L'accent de la communauté est mis sur l'échange d'informations, de techniques et de bonnes pratiques. Je pense qu'il n'est plus possible aujourd'hui pour un professionnel de tout savoir sur la cybersécurité. Il est bien plus important qu'elle connaisse quelqu'un qui connaît quelqu'un qui peut l'aider en cas d'incident. En outre, l'échange sur les erreurs commises et les leçons tirées aide à ne pas commettre les mêmes erreurs, que ce soit lors de la mise en place d'un service, pendant un incident ou en essayant d'analyser quelque chose. Il est donc essentiel que les gens partagent non seulement leurs réussites, mais aussi leurs échecs. C'est pourquoi nous avons introduit des formations et des ateliers de partage des connaissances lors de nos réunions. Lors de ces réunions, nous avons des sessions fermées pour les équipes membres afin de parler des échecs. Lors de la formation TRANSITS, nous aimons également nous en tenir à un modèle de bénévolat, afin que les formateurs de la communauté puissent parler du "quotidien de la réponse aux incidents".

Comme toutes les équipes ne disposent pas de beaucoup de ressources financières disponibles, l'un de nos objectifs premiers est de rendre nos réunions et nos formations aussi abordables que possible.

La collaboration est essentielle à l'efficacité de la réponse aux incidents. Comment la communauté TF-CSIRT travaille-t-elle à approfondir l'engagement et la collaboration entre ses membres et éventuellement avec d'autres organismes mondiaux de réponse aux incidents ?
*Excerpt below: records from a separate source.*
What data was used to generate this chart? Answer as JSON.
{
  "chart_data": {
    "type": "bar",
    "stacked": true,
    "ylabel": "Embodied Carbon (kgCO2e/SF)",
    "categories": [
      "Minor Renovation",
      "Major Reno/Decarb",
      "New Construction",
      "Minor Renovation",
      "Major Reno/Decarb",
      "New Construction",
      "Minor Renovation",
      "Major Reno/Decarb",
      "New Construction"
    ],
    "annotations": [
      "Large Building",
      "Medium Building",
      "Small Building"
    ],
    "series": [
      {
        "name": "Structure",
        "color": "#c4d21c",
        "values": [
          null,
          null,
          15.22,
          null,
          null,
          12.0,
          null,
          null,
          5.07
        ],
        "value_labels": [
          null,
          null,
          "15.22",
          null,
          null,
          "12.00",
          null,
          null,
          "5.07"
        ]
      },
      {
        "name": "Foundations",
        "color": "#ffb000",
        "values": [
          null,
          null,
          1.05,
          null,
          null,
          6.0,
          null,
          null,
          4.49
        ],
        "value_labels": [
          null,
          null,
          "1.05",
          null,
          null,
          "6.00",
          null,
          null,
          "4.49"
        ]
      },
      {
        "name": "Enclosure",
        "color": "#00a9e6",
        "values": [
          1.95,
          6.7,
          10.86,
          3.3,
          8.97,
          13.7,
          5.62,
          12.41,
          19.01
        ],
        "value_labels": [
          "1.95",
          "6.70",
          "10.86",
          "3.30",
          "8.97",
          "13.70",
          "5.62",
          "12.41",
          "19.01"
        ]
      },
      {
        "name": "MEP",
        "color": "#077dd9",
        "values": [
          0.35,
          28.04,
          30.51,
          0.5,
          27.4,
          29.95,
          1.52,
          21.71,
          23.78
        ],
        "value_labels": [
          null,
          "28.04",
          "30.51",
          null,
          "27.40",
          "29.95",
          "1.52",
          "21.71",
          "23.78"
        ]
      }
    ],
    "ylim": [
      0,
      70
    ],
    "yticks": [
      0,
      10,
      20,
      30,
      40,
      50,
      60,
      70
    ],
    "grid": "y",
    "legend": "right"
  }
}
Dans une telle communauté, il est toujours difficile d'instaurer la confiance nécessaire à une bonne collaboration. La plupart du temps, cette collaboration est maintenue par des contacts personnels. Nous soutenons volontiers ces ponts en intégrant des temps d'interaction sociale dans nos réunions. Il peut toutefois arriver que des équipes ne soient pas d'accord sur certaines choses ou même qu'elles se méfient les unes des autres parce qu'un problème est survenu. C'est pourquoi, depuis le début de TF-CSIRT, nous avons mis en place une procédure formelle de règlement des litiges afin de pouvoir se parler et résoudre la situation.

Dans quelle mesure la mission de TF-CSIRT coïncide-t-elle avec les discussions et les initiatives qui seront au cœur de l'Open Cyber Security Conference ? En outre, peux-tu citer quelques attentes ou résultats concrets que TF-CSIRT attend de cette conférence en termes de création de nouveaux partenariats, de partage de connaissances ou de développements stratégiques ?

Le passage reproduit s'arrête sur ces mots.